Free cash flow and adjusted free cash flow for 2021 were both $139 million compared to free cash flow of $10 million and adjusted free cash flow of $29 million for the prior year period. The decrease -- excuse me, the increase in free cash flow and adjusted free cash flow was primarily related to aggressive cost control, effective working capital management and lower capital expenditures.
We are paying down debt and reduced -- have reduced our leverage to 1.7 times EBITDA at the end of the first quarter from 2.0 times EBITDA at the end of the prior year quarter. We have significant liquidity available through approximately $1.2 billion of combined cash on hand and revolver capacity, which allows us to invest in new programs and other future growth opportunities, which will contribute to increased shareholder value. Importantly, we increased this quarter's dividend to pre-COVID levels, underscoring our confidence in Woodward's financial position.
While the sales volume declines we are seeing are significant, the aggressive actions we took at the beginning of the pandemic to prioritize cash management and a lean operational structure are having a positive impact on our performance.
Lastly, turning to our fiscal 2021 outlook. The dynamic and volatile nature of the COVID-19 global pandemic has continued to cause uncertainty in many of our markets. While the ongoing rollout of vaccines across the globe has begun, new viral variants and regional resurgences make forecasting the future of our business challenging in the near term. Given this uncertainty and the protracted nature of this crisis, we will not be providing financial guidance at this time, although we are optimistic that ongoing stabilization will lead to recovery across the globe.
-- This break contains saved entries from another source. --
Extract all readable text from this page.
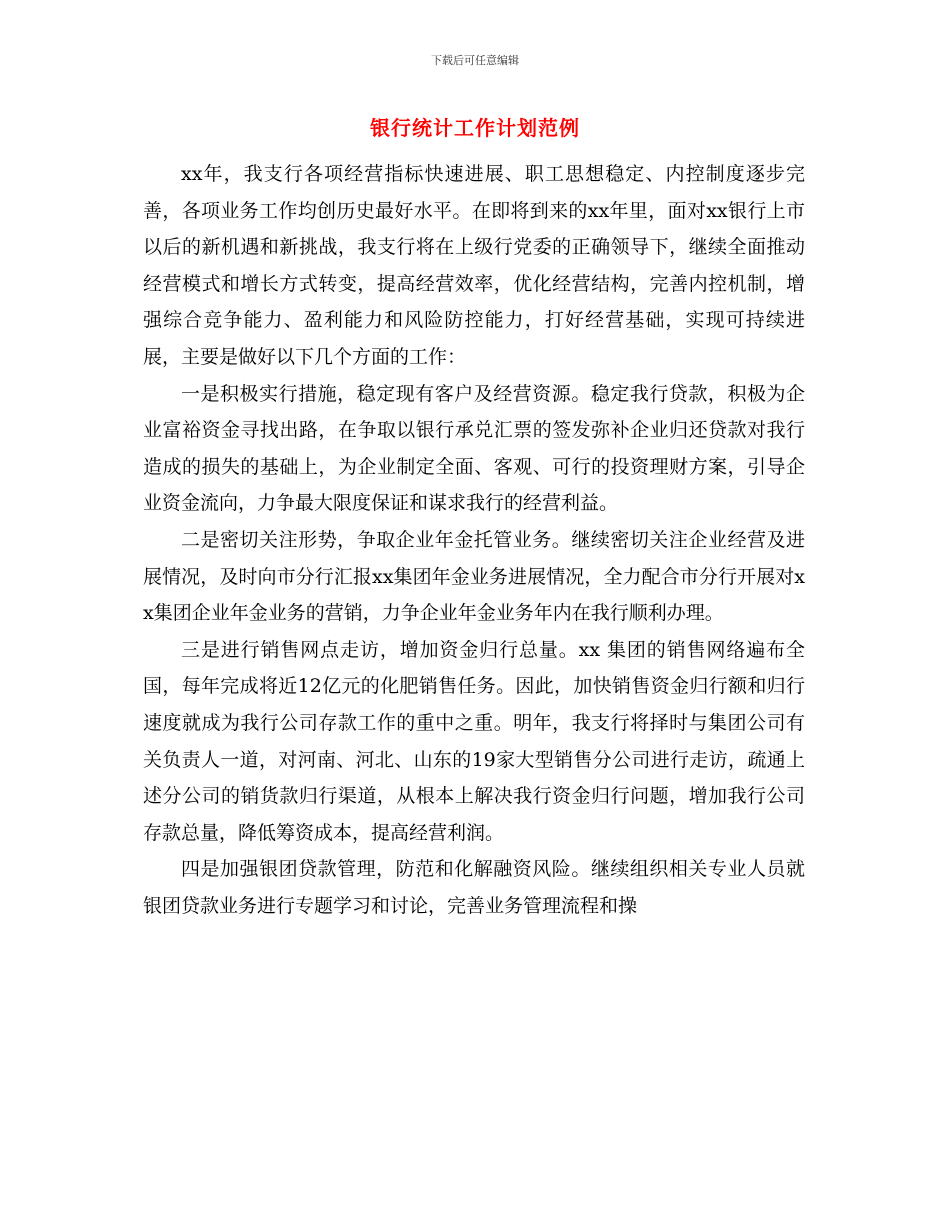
下载后可任意编辑
银行统计工作计划范例

xx年，我支行各项经营指标快速进展、职工思想稳定、内控制度逐步完善，各项业务工作均创历史最好水平。在即将到来的xx年里，面对xx银行上市以后的新机遇和新挑战，我支行将在上级行党委的正确领导下，继续全面推动经营模式和增长方式转变，提高经营效率，优化经营结构，完善内控机制，增强综合竞争能力、盈利能力和风险防控能力，打好经营基础，实现可持续进展，主要是做好以下几个方面的工作：

一是积极实行措施，稳定现有客户及经营资源。稳定我行贷款，积极为企业富裕资金寻找出路，在争取以银行承兑汇票的签发弥补企业归还贷款对我行造成的损失的基础上，为企业制定全面、客观、可行的投资理财方案，引导企业资金流向，力争最大限度保证和谋求我行的经营利益。

二是密切关注形势，争取企业年金托管业务。继续密切关注企业经营及进展情况，及时向市分行汇报xx集团年金业务进展情况，全力配合市分行开展对xx集团企业年金业务的营销，力争企业年金业务年内在我行顺利办理。

三是进行销售网点走访，增加资金归行总量。xx 集团的销售网络遍布全国，每年完成将近12亿元的化肥销售任务。因此，加快销售资金归行额和归行速度就成为我行公司存款工作的重中之重。明年，我支行将择时与集团公司有关负责人一道，对河南、河北、山东的19家大型销售分公司进行走访，疏通上述分公司的销货款归行渠道，从根本上解决我行资金归行问题，增加我行公司存款总量，降低筹资成本，提高经营利润。

四是加强银团贷款管理，防范和化解融资风险。继续组织相关专业人员就银团贷款业务进行专题学习和讨论，完善业务管理流程和操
This concludes our comments on the business and results for the first quarter of 2021. And operator, we are now ready to open the call to questions.
[Operator Instructions] Our first question comes from Robert Spingarn from Credit Suisse.
You just -- Bob, I think you talked about the sequential increase in commercial OE, I guess, from quarter-to-quarter here. When should we start to see that A320 rate hike factor and when we start drawing that through? And where are you on MAX rate?
Maybe, Tom, I'll let you go ahead and comment that.
Yes. I'll say, the A320, we're tracking with the Airbus production schedule as it flows back through from Airbus for the direct sales to them and also through the engine OEMs. So we're right on line with what they're doing, we always -- or maybe a couple of months ahead of those rates.
On the MAX, it's a little hard to say in that. There's a lot of inventory in the system, and we're following Boeing's guidance to the supply base on how to prepare for the ramp up, but that will be something we'll be watching very closely. We're well prepared to meet the ramp as they move forward. But I don't think I can comment much more on what rate they're at today.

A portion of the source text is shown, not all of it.